Architecture remarquable et journées du patrimoine à Bourg-la-Reine et Sceaux (92)

Qui dit Journées du Patrimoine évoque pour moi des queues interminables pour accéder quelques secondes à l'univers quotidien d'un ministre. Sans parler du bureau du président de la République ... Alors qu'il peut y avoir des bâtiments exceptionnels ouverts ce week-end là, facilement accessibles  près de chez soi, faisant éviter du même coup des transports en commun bondés.

C'est dans cet esprit que j'ai arpenté hier Bourg-la-Reine et Sceaux. Par le plus grand des hasards je me suis trouvée aujourd'hui à Paris en fin d'après-midi et j'ai visité, sans inscription préalable les jardins et le bureau du ministre de l'agriculture comme celui de la ministre du travail, m'arrêtant dans la salle où ont été signés les "accords de Grenelle".

Ces lieux illustres avaient été assaillis dès 6 heures du matin mais désertés aux alentours de 17 heures.

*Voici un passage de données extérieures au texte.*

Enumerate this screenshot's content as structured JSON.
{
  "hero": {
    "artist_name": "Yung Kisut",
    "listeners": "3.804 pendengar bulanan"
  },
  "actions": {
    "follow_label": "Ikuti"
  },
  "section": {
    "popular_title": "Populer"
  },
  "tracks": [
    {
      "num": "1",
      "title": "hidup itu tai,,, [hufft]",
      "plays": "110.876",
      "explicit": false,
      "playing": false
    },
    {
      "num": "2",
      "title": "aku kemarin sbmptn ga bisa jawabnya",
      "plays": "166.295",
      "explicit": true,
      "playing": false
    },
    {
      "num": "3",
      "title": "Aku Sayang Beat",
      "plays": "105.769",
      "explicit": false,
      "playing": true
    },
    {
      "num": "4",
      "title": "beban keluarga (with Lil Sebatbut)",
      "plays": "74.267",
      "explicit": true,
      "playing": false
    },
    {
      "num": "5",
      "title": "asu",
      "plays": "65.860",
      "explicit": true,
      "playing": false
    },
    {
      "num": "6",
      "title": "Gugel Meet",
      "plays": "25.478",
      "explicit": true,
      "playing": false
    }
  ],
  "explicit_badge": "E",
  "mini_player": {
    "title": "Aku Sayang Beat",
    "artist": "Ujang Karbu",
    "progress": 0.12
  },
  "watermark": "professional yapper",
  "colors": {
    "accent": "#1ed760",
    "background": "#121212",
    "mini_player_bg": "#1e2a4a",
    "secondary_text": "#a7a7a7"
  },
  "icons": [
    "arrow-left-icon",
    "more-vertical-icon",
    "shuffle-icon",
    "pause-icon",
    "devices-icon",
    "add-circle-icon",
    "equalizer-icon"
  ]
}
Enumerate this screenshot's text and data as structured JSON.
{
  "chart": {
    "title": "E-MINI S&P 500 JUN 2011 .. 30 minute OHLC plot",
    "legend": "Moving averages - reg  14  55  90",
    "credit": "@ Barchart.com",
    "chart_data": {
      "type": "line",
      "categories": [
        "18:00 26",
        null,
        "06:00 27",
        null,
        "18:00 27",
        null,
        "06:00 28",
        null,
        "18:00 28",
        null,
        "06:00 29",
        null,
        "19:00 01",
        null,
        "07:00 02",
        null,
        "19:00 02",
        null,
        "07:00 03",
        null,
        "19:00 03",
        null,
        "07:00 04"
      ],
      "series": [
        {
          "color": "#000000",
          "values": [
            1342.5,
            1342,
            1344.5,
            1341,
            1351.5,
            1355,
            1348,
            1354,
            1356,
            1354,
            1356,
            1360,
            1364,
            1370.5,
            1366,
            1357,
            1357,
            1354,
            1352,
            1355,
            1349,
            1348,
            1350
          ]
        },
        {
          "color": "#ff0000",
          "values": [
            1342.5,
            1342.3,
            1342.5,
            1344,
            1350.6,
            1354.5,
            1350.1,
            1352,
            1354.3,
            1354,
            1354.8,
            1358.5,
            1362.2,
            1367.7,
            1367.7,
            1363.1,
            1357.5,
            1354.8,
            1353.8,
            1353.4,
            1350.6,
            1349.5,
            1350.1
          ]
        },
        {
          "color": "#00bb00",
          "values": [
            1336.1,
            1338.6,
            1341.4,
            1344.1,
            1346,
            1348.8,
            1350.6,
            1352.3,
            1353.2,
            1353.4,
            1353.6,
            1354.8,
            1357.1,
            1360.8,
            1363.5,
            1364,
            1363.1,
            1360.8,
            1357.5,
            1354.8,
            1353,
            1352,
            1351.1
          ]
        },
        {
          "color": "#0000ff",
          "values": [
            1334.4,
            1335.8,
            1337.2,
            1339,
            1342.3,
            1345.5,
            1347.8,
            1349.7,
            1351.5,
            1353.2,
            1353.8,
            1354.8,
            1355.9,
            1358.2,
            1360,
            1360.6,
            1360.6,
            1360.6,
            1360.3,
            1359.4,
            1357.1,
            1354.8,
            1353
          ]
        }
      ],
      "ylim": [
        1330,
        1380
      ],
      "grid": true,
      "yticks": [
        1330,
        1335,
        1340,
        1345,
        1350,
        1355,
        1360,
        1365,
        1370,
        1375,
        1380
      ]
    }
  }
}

Je vous donne le tuyau pour l'an prochain.
Après avoir vu la Villa Hennebique, nous jetterons un oeil à la collection de grès émaillés Dalpayrat puis nous traversons la Villa Jeanne d'Arc.
Nous irons ensuite à Sceaux voir deux maisons d'architectes, celle de Lurçat et celle que Paul Nelson a conçue en collaboration avec Fernand Léger.


La villa Hennebique
Arrêtons-nous donc 22 avenue Victor Hugo, à Bourg-la-Reine, juste en face du lycée Lakanal. Vous en pouvez pas ignorer l'endroit exhibant une tour d'une hauteur de quarante mètres, avec à son sommet quatre dragons crachant l'étrier pour refléter la puissance industrielle de la firme Hennebique aux quatre coins du monde.

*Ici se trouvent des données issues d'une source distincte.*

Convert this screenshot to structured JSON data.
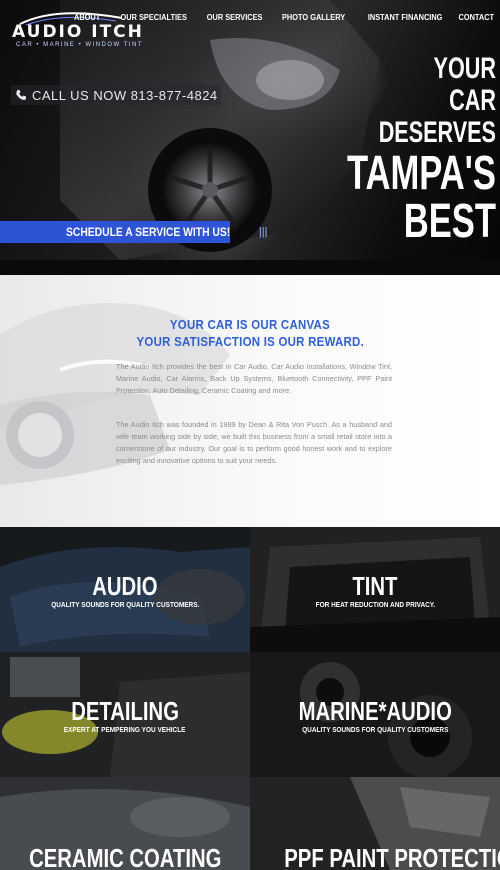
{
  "brand": {
    "logo_text": "AUDIO ITCH",
    "logo_sub": "CAR • MARINE • WINDOW TINT"
  },
  "nav": {
    "items": [
      {
        "label": "ABOUT"
      },
      {
        "label": "OUR SPECIALTIES"
      },
      {
        "label": "OUR SERVICES"
      },
      {
        "label": "PHOTO GALLERY"
      },
      {
        "label": "INSTANT FINANCING"
      },
      {
        "label": "CONTACT"
      }
    ]
  },
  "hero": {
    "call_text": "CALL US NOW 813-877-4824",
    "headline": [
      "YOUR",
      "CAR",
      "DESERVES",
      "TAMPA'S",
      "BEST"
    ],
    "schedule_label": "SCHEDULE A SERVICE WITH US!",
    "schedule_bars": "|||"
  },
  "about": {
    "title_line1": "YOUR CAR IS OUR CANVAS",
    "title_line2": "YOUR SATISFACTION IS OUR REWARD.",
    "paragraph1": "The Audio Itch provides the best in Car Audio, Car Audio Installations, Window Tint, Marine Audio, Car Alarms, Back Up Systems, Bluetooth Connectivity, PPF Paint Protection, Auto Detailing, Ceramic Coating and more.",
    "paragraph2": "The Audio Itch was founded in 1989 by Dean & Rita Von Pusch. As a husband and wife team working side by side, we built this business from a small retail store into a cornerstone of our industry. Our goal is to perform good honest work and to explore exciting and innovative options to suit your needs."
  },
  "services": [
    {
      "title": "AUDIO",
      "subtitle": "QUALITY SOUNDS FOR QUALITY CUSTOMERS."
    },
    {
      "title": "TINT",
      "subtitle": "FOR HEAT REDUCTION AND PRIVACY."
    },
    {
      "title": "DETAILING",
      "subtitle": "EXPERT AT PEMPERING YOU VEHICLE"
    },
    {
      "title": "MARINE*AUDIO",
      "subtitle": "QUALITY SOUNDS FOR QUALITY CUSTOMERS"
    },
    {
      "title": "CERAMIC COATING",
      "subtitle": ""
    },
    {
      "title": "PPF PAINT PROTECTION",
      "subtitle": ""
    }
  ],
  "colors": {
    "accent_blue": "#2e54d6",
    "title_blue": "#2e5fd6"
  }
}
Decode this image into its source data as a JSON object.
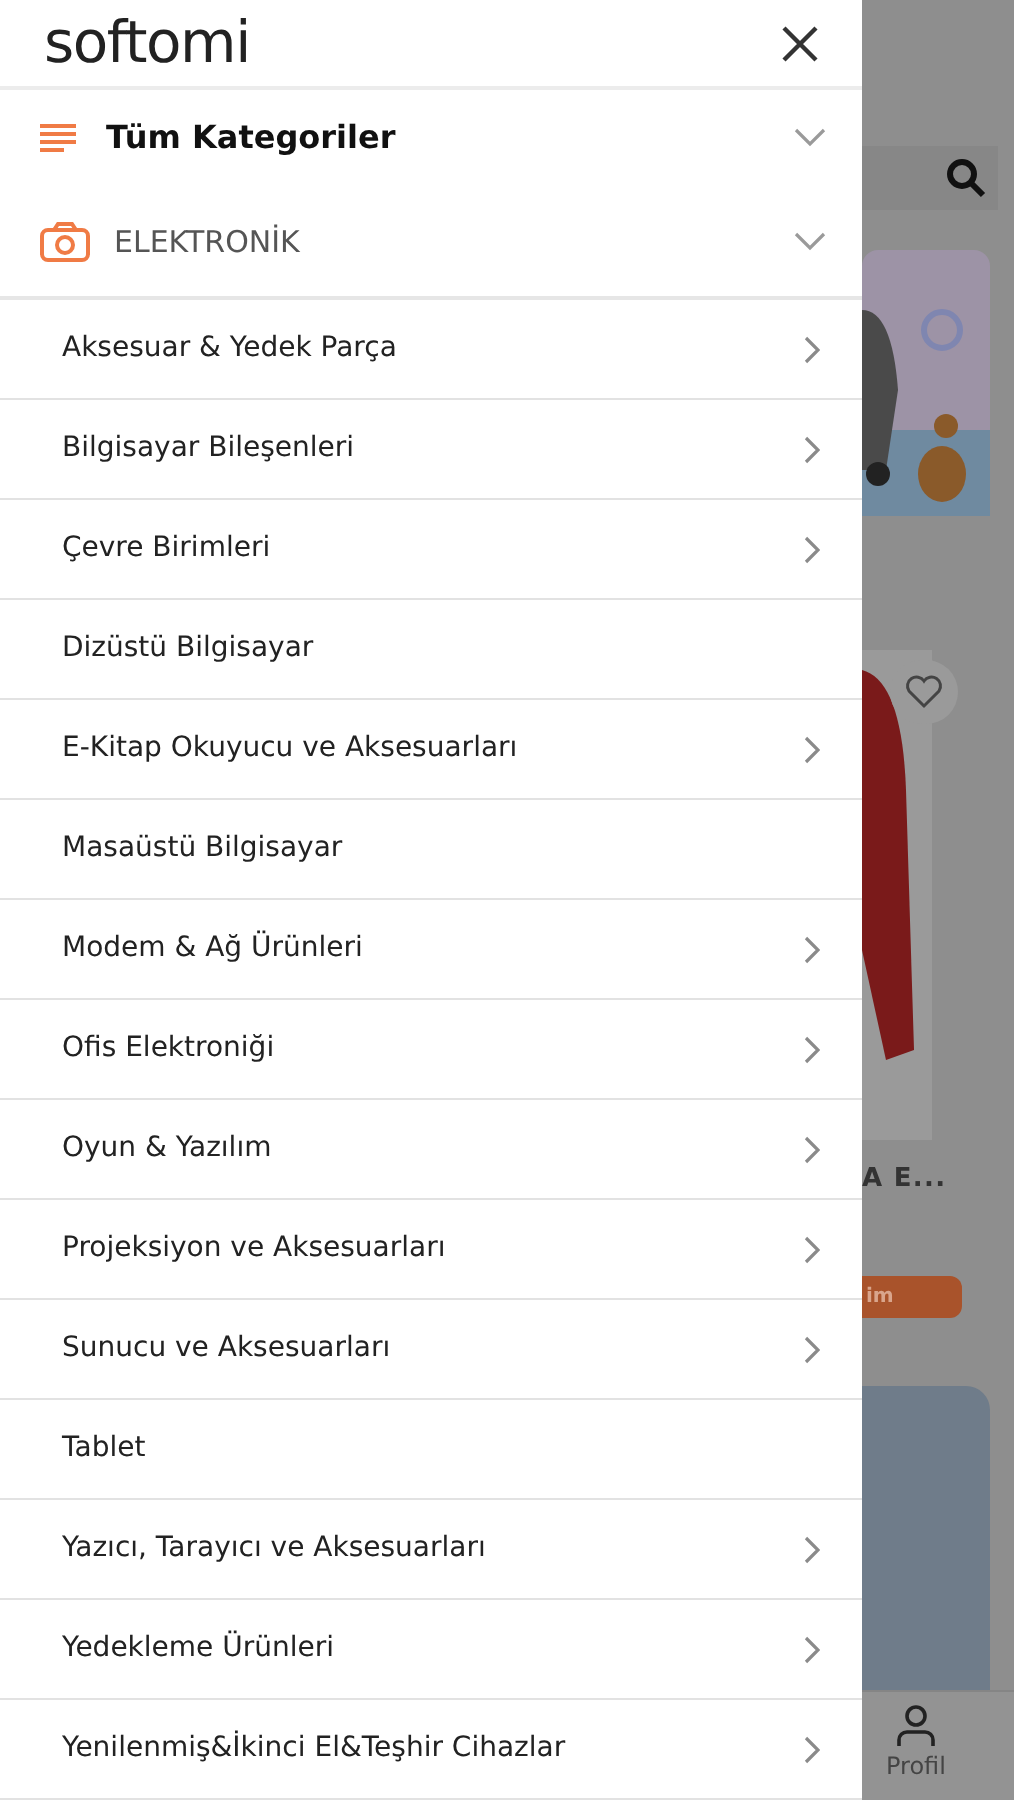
{
  "drawer": {
    "logo": "softomi",
    "sections": [
      {
        "kind": "all",
        "label": "Tüm Kategoriler"
      },
      {
        "kind": "category",
        "label": "ELEKTRONİK"
      }
    ],
    "items": [
      {
        "label": "Aksesuar & Yedek Parça",
        "has_children": true
      },
      {
        "label": "Bilgisayar Bileşenleri",
        "has_children": true
      },
      {
        "label": "Çevre Birimleri",
        "has_children": true
      },
      {
        "label": "Dizüstü Bilgisayar",
        "has_children": false
      },
      {
        "label": "E-Kitap Okuyucu ve Aksesuarları",
        "has_children": true
      },
      {
        "label": "Masaüstü Bilgisayar",
        "has_children": false
      },
      {
        "label": "Modem & Ağ Ürünleri",
        "has_children": true
      },
      {
        "label": "Ofis Elektroniği",
        "has_children": true
      },
      {
        "label": "Oyun & Yazılım",
        "has_children": true
      },
      {
        "label": "Projeksiyon ve Aksesuarları",
        "has_children": true
      },
      {
        "label": "Sunucu ve Aksesuarları",
        "has_children": true
      },
      {
        "label": "Tablet",
        "has_children": false
      },
      {
        "label": "Yazıcı, Tarayıcı ve Aksesuarları",
        "has_children": true
      },
      {
        "label": "Yedekleme Ürünleri",
        "has_children": true
      },
      {
        "label": "Yenilenmiş&İkinci El&Teşhir Cihazlar",
        "has_children": true
      }
    ]
  },
  "background_page": {
    "product_title": "A E...",
    "button": "im",
    "nav_label": "Profil"
  }
}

François Hennebique y construisit cette maison entre 1901 et 1903 avec le matériau qui fit sa renommée, le béton armé. Cette Villa qui porte son nom a été conçue comme un "palais familial" et déchaina les passions.

Elle a été divisée en une vingtaine de logements privés et vient d'être restaurée. En respectant les couleurs d'origine, comme le rouge flamboyant et surprenant des balustrades et l'éclat des parements de béton.
  
L'industriel est né en 1842 dans une famille de piqueurs de grès et de tailleurs de pierre du Nord de la France. A 23 ans, parfaitement autodidacte, le jeune homme  qui n'a que le certificat d'études, est devenu maçon et devient chef de chantier chargé de la reconstruction d'une église. En 1867 il part s'établir comme entrepreneur en Belgique. Il travaillera pendant vingt ans à l'alliance du fer et du béton comme protection du métal contre le feu, et donc les incendies jusque là dévastateurs.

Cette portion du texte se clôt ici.